Earlier, former U.S. Vice President Al Gore said the planet would be better off if people cared more about global warming and less about O.J. Simpson and Paris Hilton.

Gore, the star of the Oscar-winning film "An Inconvenient Truth," joined the head of the United Nations and California Gov. Arnold Schwarzenegger to urge quick global action to stem emissions that heat the Earth.

"TECHNOLOGICAL REVOLUTION"

But Gore drew applause when he mentioned the seeming U.S. fascination with recent well-publicized scandals.

"We have to overcome the paralysis that has prevented us from acting and focus clearly and unblinkingly on this world crisis, rather than spending time on Anna Nicole Smith and O.J. Simpson and Paris Hilton," Gore said.

The session was meant to gather momentum for the meeting in Bali.

U.S. Secretary of State Condoleezza Rice represented the United States at the climate meeting, urging a technology revolution to combat global warming.

"Put simply, the world needs a technological revolution," Rice said. "Existing energy technologies alone will not meet the global demand for energy while also reducing emissions to necessary levels."

Lo Sze Ping of the environmental group Greenpeace China sounded a similar note but took aim at inertia by some rich countries on setting targets for curbing greenhouse gases.
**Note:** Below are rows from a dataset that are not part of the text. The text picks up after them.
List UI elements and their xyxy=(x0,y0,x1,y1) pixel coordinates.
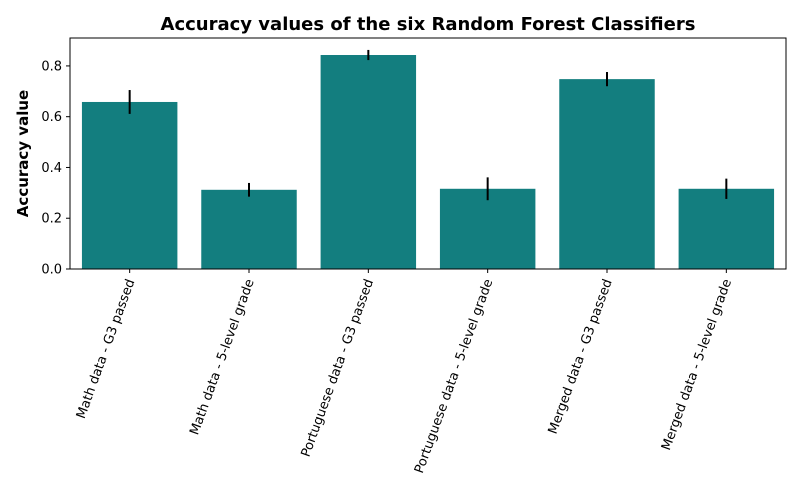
x-tick-label: Math data - 5-level grade xyxy=(187,277,257,437)
bar xyxy=(678,188,775,269)
x-tick-label: Merged data - 5-level grade xyxy=(659,277,735,452)
y-tick-label: 0.8 xyxy=(41,59,62,74)
x-tick-label: Portuguese data - G3 passed xyxy=(299,277,377,459)
y-tick-label: 0.4 xyxy=(41,161,62,176)
chart-title: Accuracy values of the six Random Forest… xyxy=(161,14,696,35)
y-tick-label: 0.2 xyxy=(41,212,62,227)
plot-frame xyxy=(69,37,787,270)
y-tick-label: 0.0 xyxy=(41,263,62,278)
bars-group xyxy=(81,55,775,269)
bar xyxy=(201,189,297,269)
y-axis-label: Accuracy value xyxy=(14,90,32,217)
bar xyxy=(559,79,655,269)
y-axis-ticks: 0.0 0.2 0.4 0.6 0.8 xyxy=(41,59,70,278)
bar xyxy=(320,55,417,269)
x-axis-ticks: Math data - G3 passed Math data - 5-level… xyxy=(74,269,735,475)
error-bars-group xyxy=(128,49,728,201)
bar xyxy=(81,101,178,269)
x-tick-label: Merged data - G3 passed xyxy=(546,277,616,436)
bar xyxy=(439,188,536,269)
y-tick-label: 0.6 xyxy=(41,110,62,125)
x-tick-label: Math data - G3 passed xyxy=(74,277,139,421)
x-tick-label: Portuguese data - 5-level grade xyxy=(412,277,496,475)
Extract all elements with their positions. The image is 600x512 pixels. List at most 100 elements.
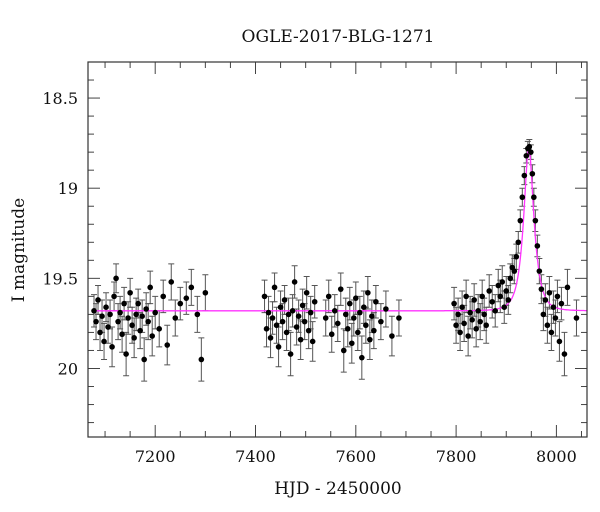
data-point <box>550 304 557 310</box>
data-point <box>289 307 296 314</box>
data-point <box>363 322 369 329</box>
data-point <box>469 317 475 323</box>
data-point <box>177 300 184 307</box>
data-point <box>515 239 522 246</box>
data-point <box>337 286 344 292</box>
data-point <box>459 304 465 310</box>
data-point <box>277 304 284 310</box>
data-point <box>492 307 499 314</box>
data-point <box>361 304 367 310</box>
data-point <box>461 320 467 327</box>
data-point <box>477 318 483 325</box>
data-point <box>303 289 310 296</box>
data-point <box>265 309 272 316</box>
data-point <box>91 307 97 314</box>
data-point <box>117 309 123 316</box>
data-point <box>202 289 209 296</box>
data-point <box>297 336 304 343</box>
data-point <box>331 307 338 314</box>
data-point <box>271 284 278 291</box>
data-point <box>365 289 371 296</box>
data-point <box>103 304 109 310</box>
data-point <box>172 315 179 321</box>
data-point <box>389 333 395 339</box>
data-point <box>291 279 298 285</box>
data-point <box>519 194 526 201</box>
data-point <box>101 338 107 345</box>
data-point <box>299 302 306 309</box>
data-point <box>457 329 463 336</box>
data-point <box>489 298 496 305</box>
data-point <box>141 356 147 363</box>
data-point <box>357 309 363 316</box>
data-point <box>145 318 151 325</box>
data-point <box>475 307 481 314</box>
data-point <box>531 194 537 201</box>
data-point <box>342 311 349 318</box>
data-point <box>511 268 518 274</box>
data-point <box>564 284 571 291</box>
data-point <box>99 313 105 320</box>
data-point <box>325 293 332 300</box>
data-point <box>301 318 308 325</box>
data-point <box>133 311 139 318</box>
data-point <box>125 315 131 321</box>
data-point <box>95 297 101 303</box>
data-point <box>283 329 290 336</box>
data-point <box>168 279 175 285</box>
y-tick-label: 19 <box>58 179 78 198</box>
data-point <box>513 253 520 260</box>
data-point <box>507 275 514 282</box>
data-point <box>127 289 133 296</box>
plot-frame <box>87 61 588 438</box>
data-point <box>183 295 190 301</box>
data-point <box>503 288 510 294</box>
data-point <box>309 338 316 345</box>
y-tick-label: 19.5 <box>42 269 78 288</box>
data-point <box>198 356 205 363</box>
data-point <box>558 300 565 307</box>
data-point <box>529 170 536 177</box>
data-point <box>486 288 493 294</box>
data-point <box>544 322 551 329</box>
data-point <box>307 309 314 316</box>
data-point <box>295 313 302 320</box>
data-point <box>473 326 479 332</box>
data-point <box>373 298 379 305</box>
data-point <box>548 329 555 336</box>
data-point <box>353 295 359 301</box>
data-point <box>455 311 461 318</box>
data-point <box>561 351 568 357</box>
data-point <box>267 335 274 341</box>
data-point <box>293 324 300 330</box>
data-point <box>481 311 487 318</box>
data-point <box>371 327 377 334</box>
data-point <box>369 313 375 320</box>
data-point <box>129 322 135 329</box>
data-point <box>526 143 533 150</box>
data-point <box>139 313 145 320</box>
data-point <box>273 322 280 329</box>
data-point <box>556 338 563 345</box>
data-point <box>152 309 159 316</box>
data-point <box>123 351 129 357</box>
data-point <box>463 293 469 300</box>
data-point <box>499 279 506 285</box>
data-point <box>471 297 477 303</box>
data-point <box>261 293 268 300</box>
data-point <box>131 335 137 341</box>
data-point <box>453 322 459 329</box>
data-point <box>281 297 288 303</box>
data-point <box>546 289 553 296</box>
data-point <box>135 300 141 307</box>
data-point <box>311 298 318 305</box>
data-point <box>350 315 357 321</box>
data-point <box>383 306 389 312</box>
data-point <box>149 333 155 339</box>
data-point <box>143 306 149 312</box>
data-point <box>344 326 351 332</box>
data-point <box>517 217 524 224</box>
data-point <box>107 311 113 318</box>
data-point <box>334 320 341 327</box>
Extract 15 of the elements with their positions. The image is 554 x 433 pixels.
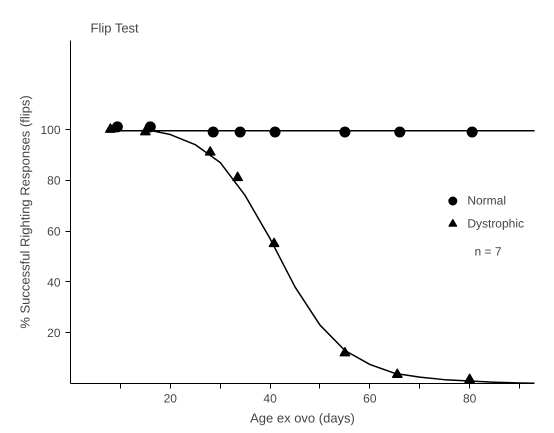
y-tick-label: 100 (40, 122, 61, 137)
y-tick-label: 20 (47, 326, 61, 340)
x-axis-title: Age ex ovo (days) (250, 410, 355, 426)
x-tick-label: 40 (263, 392, 278, 406)
y-tick-label: 80 (47, 174, 61, 188)
y-tick-label: 60 (47, 224, 61, 239)
annotation: n = 7 (474, 244, 502, 258)
legend-label: Normal (467, 193, 506, 207)
y-axis-title: % Successful Righting Responses (flips) (17, 95, 32, 329)
x-tick-label: 80 (462, 392, 477, 406)
y-tick-label: 40 (47, 275, 61, 290)
chart-title: Flip Test (90, 20, 140, 36)
x-tick-label: 60 (363, 392, 377, 406)
x-tick-label: 20 (164, 392, 178, 406)
legend-label: Dystrophic (467, 216, 524, 230)
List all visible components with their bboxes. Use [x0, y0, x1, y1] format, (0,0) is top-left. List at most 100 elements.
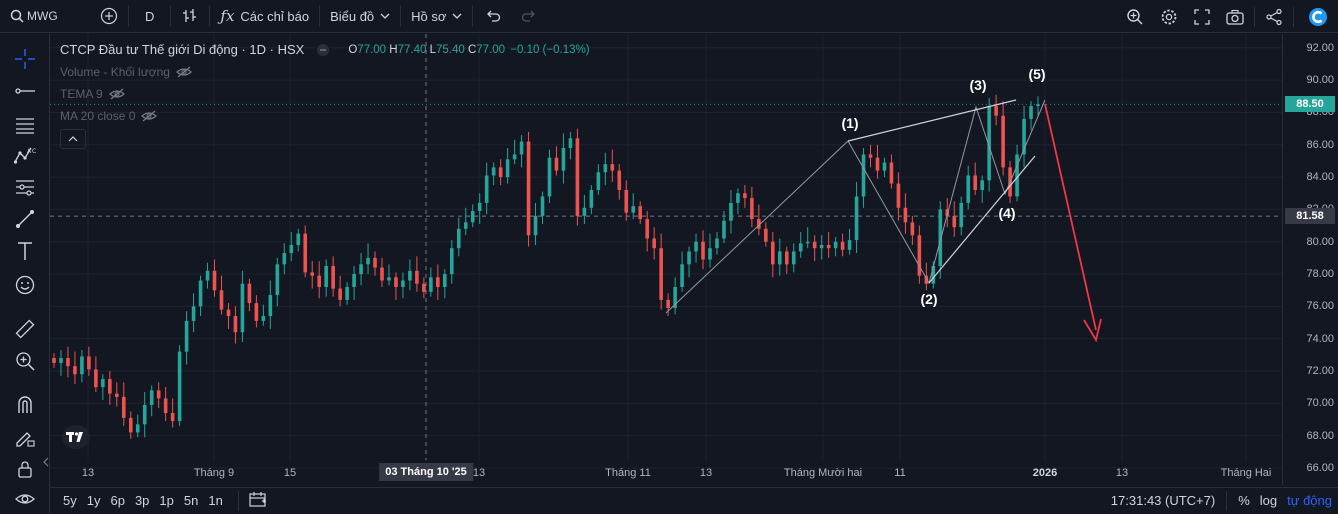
candle: [666, 293, 670, 317]
fib-tool[interactable]: [10, 110, 40, 140]
candle: [771, 232, 775, 278]
wave-label: (2): [920, 291, 937, 307]
candle: [638, 201, 643, 224]
candle: [764, 222, 768, 247]
chart-type-button[interactable]: Biểu đồ: [322, 0, 398, 33]
candle-body: [533, 215, 538, 236]
price-axis[interactable]: 92.0090.0088.0086.0084.0082.0080.0078.00…: [1282, 34, 1338, 485]
zoom-tool[interactable]: [10, 346, 40, 376]
compare-button[interactable]: [92, 0, 126, 33]
emoji-tool[interactable]: [10, 270, 40, 300]
tradingview-logo[interactable]: [62, 425, 90, 449]
symbol-search[interactable]: MWG: [0, 0, 92, 33]
log-toggle[interactable]: log: [1259, 493, 1278, 508]
candle: [477, 193, 482, 224]
percent-toggle[interactable]: %: [1238, 493, 1250, 508]
candle: [589, 185, 594, 215]
chart-grid: [50, 34, 1282, 469]
fullscreen-button[interactable]: [1186, 0, 1218, 33]
text-tool[interactable]: [10, 236, 40, 266]
candle: [924, 262, 929, 291]
indicators-button[interactable]: ƒx Các chỉ báo: [212, 0, 317, 33]
eye-off-icon[interactable]: [108, 88, 125, 100]
candle-body: [331, 265, 335, 289]
time-label: Tháng 11: [605, 467, 651, 479]
toolbar-divider: [319, 6, 321, 26]
candle: [673, 277, 677, 315]
lock-tool[interactable]: [10, 454, 40, 484]
down-arrow-head: [1083, 318, 1102, 343]
range-5y[interactable]: 5y: [63, 493, 77, 508]
drawing-mode-tool[interactable]: [10, 422, 40, 452]
candle: [812, 235, 817, 262]
eye-off-icon[interactable]: [141, 110, 158, 122]
candle-body: [1022, 118, 1026, 155]
candle: [833, 236, 838, 257]
range-1p[interactable]: 1p: [159, 493, 174, 508]
candle-body: [415, 270, 419, 284]
candle: [394, 272, 398, 300]
share-icon: [1265, 8, 1283, 26]
chart-pane[interactable]: (1) (2) (3) (4) (5) CTCP Đầu tư Thế giới Di …: [50, 34, 1282, 485]
candle-body: [87, 356, 91, 370]
interval-button[interactable]: D: [145, 8, 155, 24]
legend-tema[interactable]: TEMA 9: [60, 87, 125, 101]
candle-body: [722, 220, 726, 239]
profile-button[interactable]: Hồ sơ: [403, 0, 470, 33]
quick-search-button[interactable]: [1118, 0, 1152, 33]
low-value: 75.40: [435, 43, 465, 56]
clock[interactable]: 17:31:43 (UTC+7): [1110, 493, 1216, 508]
redo-button[interactable]: [511, 0, 547, 33]
price-label: 78.00: [1306, 268, 1334, 281]
candle-body: [498, 167, 503, 178]
range-1n[interactable]: 1n: [208, 493, 223, 508]
auto-toggle[interactable]: tự động: [1287, 493, 1332, 508]
candle-body: [882, 162, 887, 171]
candle-body: [715, 238, 719, 249]
candle-body: [645, 219, 649, 239]
candle-body: [973, 175, 977, 191]
magnet-tool[interactable]: [10, 390, 40, 420]
legend-title[interactable]: CTCP Đầu tư Thế giới Di động · 1D · HSX: [60, 42, 305, 57]
eye-off-icon[interactable]: [176, 66, 192, 78]
collapse-legend-button[interactable]: [60, 129, 86, 149]
close-value: 77.00: [476, 43, 506, 56]
candle-body: [352, 274, 356, 287]
crosshair-tool[interactable]: [10, 44, 40, 74]
share-button[interactable]: [1257, 0, 1291, 33]
price-chart[interactable]: (1) (2) (3) (4) (5): [50, 34, 1282, 485]
trend-line-tool[interactable]: [10, 76, 40, 106]
legend-volume[interactable]: Volume - Khối lượng: [60, 65, 192, 79]
brand-logo-button[interactable]: [1296, 0, 1338, 33]
bar-style-button[interactable]: [173, 0, 207, 33]
camera-button[interactable]: [1218, 0, 1252, 33]
ruler-tool[interactable]: [10, 314, 40, 344]
visibility-tool[interactable]: [10, 484, 40, 514]
brand-logo-icon: [1308, 7, 1328, 27]
collapse-toolbar-button[interactable]: [42, 454, 50, 470]
candle: [240, 270, 245, 342]
range-1y[interactable]: 1y: [86, 493, 101, 508]
candle-body: [429, 277, 433, 292]
range-5n[interactable]: 5n: [183, 493, 199, 508]
time-label: 11: [894, 467, 906, 479]
settings-button[interactable]: [1152, 0, 1186, 33]
undo-button[interactable]: [475, 0, 511, 33]
candle: [526, 131, 531, 247]
candle: [882, 157, 887, 178]
range-3p[interactable]: 3p: [134, 493, 150, 508]
measure-tool[interactable]: [10, 172, 40, 202]
legend-ma[interactable]: MA 20 close 0: [60, 109, 158, 123]
range-6p[interactable]: 6p: [110, 493, 125, 508]
candle-body: [736, 193, 740, 203]
date-range-button[interactable]: [241, 491, 275, 510]
time-label: Tháng Hai: [1220, 467, 1272, 479]
candle-body: [729, 202, 733, 221]
time-axis[interactable]: 13 Tháng 9 15 13 Tháng 11 13 Tháng Mười hai 11 2…: [50, 460, 1282, 485]
time-label: 13: [472, 467, 486, 479]
candle: [282, 243, 287, 275]
candle: [861, 147, 866, 208]
brush-tool[interactable]: [10, 204, 40, 234]
bottom-right: 17:31:43 (UTC+7) % log tự động: [1106, 490, 1338, 511]
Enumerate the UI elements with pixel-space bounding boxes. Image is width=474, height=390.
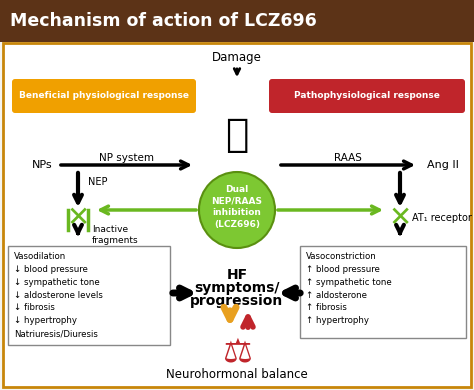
Text: NP system: NP system: [100, 153, 155, 163]
Text: Vasoconstriction
↑ blood pressure
↑ sympathetic tone
↑ aldosterone
↑ fibrosis
↑ : Vasoconstriction ↑ blood pressure ↑ symp…: [306, 252, 392, 325]
Text: 🫀: 🫀: [225, 116, 249, 154]
Text: AT₁ receptor: AT₁ receptor: [412, 213, 472, 223]
Text: Damage: Damage: [212, 51, 262, 64]
Text: NEP: NEP: [88, 177, 108, 187]
Text: Dual
NEP/RAAS
inhibition
(LCZ696): Dual NEP/RAAS inhibition (LCZ696): [211, 185, 263, 229]
Text: Inactive
fragments: Inactive fragments: [92, 225, 138, 245]
FancyBboxPatch shape: [269, 79, 465, 113]
FancyBboxPatch shape: [0, 0, 474, 42]
Circle shape: [199, 172, 275, 248]
Text: ⚖: ⚖: [222, 335, 252, 369]
Text: progression: progression: [191, 294, 283, 308]
Text: Beneficial physiological response: Beneficial physiological response: [19, 92, 189, 101]
FancyBboxPatch shape: [3, 43, 471, 387]
FancyBboxPatch shape: [300, 246, 466, 338]
FancyBboxPatch shape: [12, 79, 196, 113]
Text: Mechanism of action of LCZ696: Mechanism of action of LCZ696: [10, 12, 317, 30]
Text: Vasodilation
↓ blood pressure
↓ sympathetic tone
↓ aldosterone levels
↓ fibrosis: Vasodilation ↓ blood pressure ↓ sympathe…: [14, 252, 103, 338]
Text: RAAS: RAAS: [334, 153, 362, 163]
Text: HF: HF: [227, 268, 247, 282]
Text: Pathophysiological response: Pathophysiological response: [294, 92, 440, 101]
Text: Ang II: Ang II: [427, 160, 459, 170]
Text: ✕: ✕: [388, 204, 411, 232]
FancyBboxPatch shape: [8, 246, 170, 345]
Text: symptoms/: symptoms/: [194, 281, 280, 295]
Text: Neurohormonal balance: Neurohormonal balance: [166, 367, 308, 381]
Text: ✕: ✕: [66, 204, 90, 232]
Text: NPs: NPs: [32, 160, 52, 170]
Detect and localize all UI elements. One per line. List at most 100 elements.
China's national climate change program commits China -- considered in at least one study to be the world's biggest emitter of climate-warming pollution -- to binding targets for renewable energy and energy efficiency, Lo said.

These targets, Lo said, are "stronger and more ambitious than in certain industrialized countries."

European Commission President Jose Manuel Barroso, representing countries that emit 15 percent of the world's climate-warming carbon dioxide, told Reuters: "We can succeed only if we have the United States with us."

Bush has rejected the Kyoto Protocol, which requires 36 industrial nations to cut greenhouse emissions by at least 5 percent from 1990 levels by 2012, when it expires.

He contends the accord unfairly burdens rich countries while exempting developing countries like China and India and that it will cost U.S. jobs.